Three pellets from each cell population were snap frozen in liquid nitrogen and stored at − 80 °C prior to use. Pellets were sectioned at a 7 μm thickness and collected onto poly-l-lysine–coated slides. Cryosections were stained with TB (BDH) to assess the general tissue morphology and GAG composition of the extracellular matrix. In addition, immunohistochemistry for collagens type I and II was undertaken. In brief, sections were incubated with ovine hyaluronidase (4800U/ml, Sigma, UK) prior to fixing in 10% formalin. Primary antibodies raised against collagens type I (1:500, clone I-8H5, MP Biomedicals, Cambridge, UK) or type II (1:50, clone CIIC1, DHSB, University of Iowa, USA) were incubated with sections for 1 h. After washing with PBS, sections were incubated with the secondary biotinylated antibody at 50 µg/ml (goat anti-mouse, VECTASTAIN ABC kit, Vector Laboratories, Peterborough, UK), which was added for 30 min. 0.3% hydrogen peroxide in methanol was used to block endogenous peroxidase activity.
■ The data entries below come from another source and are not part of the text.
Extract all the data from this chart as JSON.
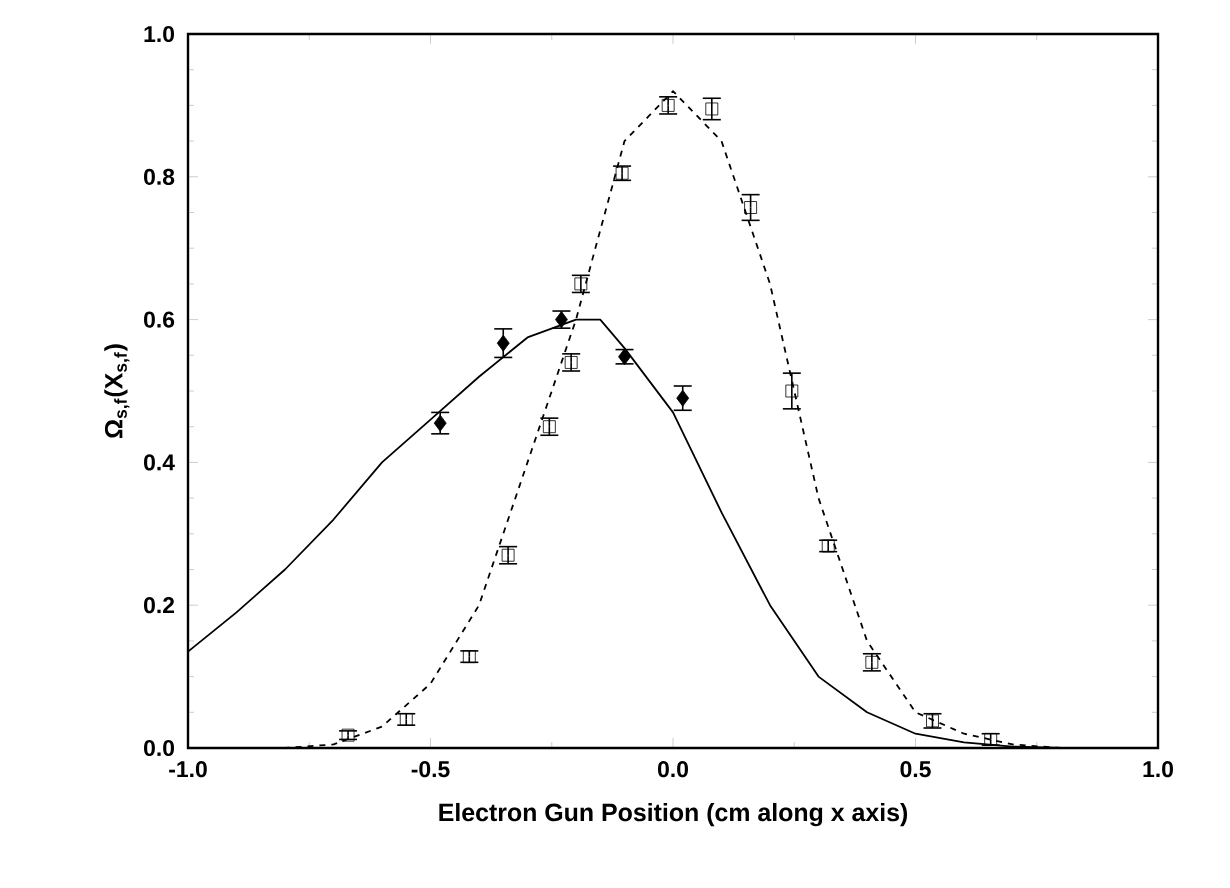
{
  "chart_data": {
    "type": "scatter",
    "xlabel": "Electron Gun Position (cm along x axis)",
    "ylabel": "Ω$_{s,f}$(X$_{s,f}$)",
    "xlim": [
      -1.0,
      1.0
    ],
    "ylim": [
      0.0,
      1.0
    ],
    "xticks": [
      {
        "value": -1.0,
        "label": "-1.0"
      },
      -0.5,
      {
        "value": 0.0,
        "label": "0.0"
      },
      0.5,
      {
        "value": 1.0,
        "label": "1.0"
      }
    ],
    "yticks": [
      {
        "value": 0.0,
        "label": "0.0"
      },
      0.2,
      0.4,
      0.6,
      0.8,
      {
        "value": 1.0,
        "label": "1.0"
      }
    ],
    "series": [
      {
        "type": "line",
        "line_style": "solid",
        "marker": "none",
        "color": "#000000",
        "x": [
          -1.0,
          -0.9,
          -0.8,
          -0.7,
          -0.6,
          -0.5,
          -0.4,
          -0.3,
          -0.2,
          -0.15,
          -0.1,
          0.0,
          0.1,
          0.2,
          0.3,
          0.4,
          0.5,
          0.6,
          0.7,
          0.8
        ],
        "values": [
          0.135,
          0.19,
          0.25,
          0.32,
          0.4,
          0.46,
          0.52,
          0.575,
          0.6,
          0.6,
          0.56,
          0.47,
          0.33,
          0.2,
          0.1,
          0.05,
          0.02,
          0.008,
          0.002,
          0.0
        ]
      },
      {
        "type": "line",
        "line_style": "dashed",
        "marker": "none",
        "color": "#000000",
        "x": [
          -1.0,
          -0.8,
          -0.7,
          -0.6,
          -0.5,
          -0.4,
          -0.3,
          -0.2,
          -0.1,
          0.0,
          0.1,
          0.2,
          0.3,
          0.4,
          0.5,
          0.6,
          0.7,
          0.8
        ],
        "values": [
          0.0,
          0.0,
          0.005,
          0.03,
          0.09,
          0.2,
          0.4,
          0.6,
          0.85,
          0.92,
          0.85,
          0.65,
          0.35,
          0.15,
          0.05,
          0.02,
          0.005,
          0.0
        ]
      },
      {
        "type": "scatter",
        "marker": "diamond",
        "color": "#000000",
        "x": [
          -0.48,
          -0.35,
          -0.23,
          -0.1,
          0.02
        ],
        "values": [
          0.455,
          0.567,
          0.6,
          0.548,
          0.49
        ],
        "errors": [
          0.015,
          0.02,
          0.012,
          0.01,
          0.017
        ]
      },
      {
        "type": "scatter",
        "marker": "square",
        "color": "#000000",
        "x": [
          -0.67,
          -0.55,
          -0.42,
          -0.34,
          -0.255,
          -0.21,
          -0.19,
          -0.105,
          -0.01,
          0.08,
          0.16,
          0.245,
          0.32,
          0.41,
          0.535,
          0.655
        ],
        "values": [
          0.018,
          0.04,
          0.128,
          0.27,
          0.45,
          0.54,
          0.65,
          0.805,
          0.9,
          0.895,
          0.757,
          0.5,
          0.283,
          0.12,
          0.038,
          0.012
        ],
        "errors": [
          0.006,
          0.008,
          0.008,
          0.012,
          0.012,
          0.012,
          0.012,
          0.01,
          0.012,
          0.015,
          0.018,
          0.025,
          0.008,
          0.012,
          0.01,
          0.008
        ]
      }
    ]
  }
}
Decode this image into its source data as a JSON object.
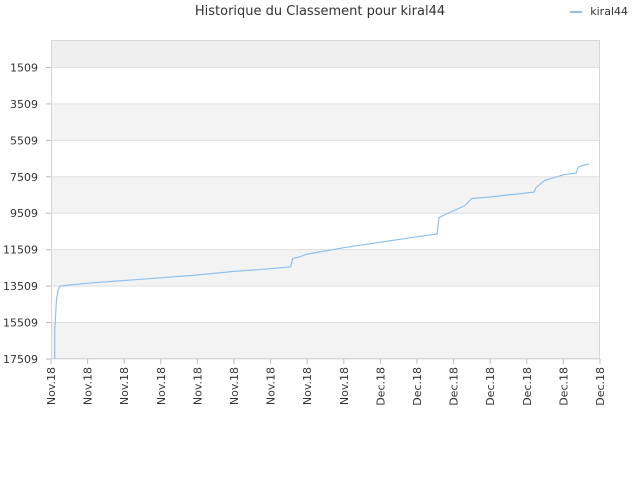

Enhanced labelling was performed with streptavidin-peroxidase (VECTASTAIN Elite ABC kit, Vector Laboratories, Peterborough, UK) and visualised with diaminobenzidine (DAB, ImmPACT, Vector Laboratories, Peterborough, UK), after the sections were dehydrated. The immunochemistry staining intensity of collagen type I and type II was quantified using ImageJ Fiji Software (version 1.2; WS Rasband, National Institute of Health, Bethesda, MD)45.

Statistical analyses

All data were inputted into GraphPad Prism (Version 7.04, USA) and Jamovi (Version 1.1.9.0) for statistical analysis. Differences between cell types were assessed by performing one-way ANOVAs with Tukey’s multiple comparisons for population doubling time, positive percentage fluorescence signal, gene expression level, GAG/DNA comparisons and semi-quantitative of collagen type II IHC intensity. Two-way ANOVAs were used to compare the positive percentage fluorescence signal of different cell types and histological scores in avascular and vascular regions. The Jonckheere–Terpstra test was used to assess the correlation between the positivity of surface markers and meniscus histological scores. Multilevel modelling was performed to determine whether expressions of cell surface markers were associated with chondrogenic outcome as measured by GAG/DNA content. Cell source and cell surface marker positivity were considered as fixed effects, while the donor was considered as a random effect. Our lab previous data from flow marker reliability test (not published) was used to evaluate the reliability of chondrogenic predictors in multilevel modelling results (Supplementary Table 2). For all tests, values of p < 0.05 were considered statistically significant.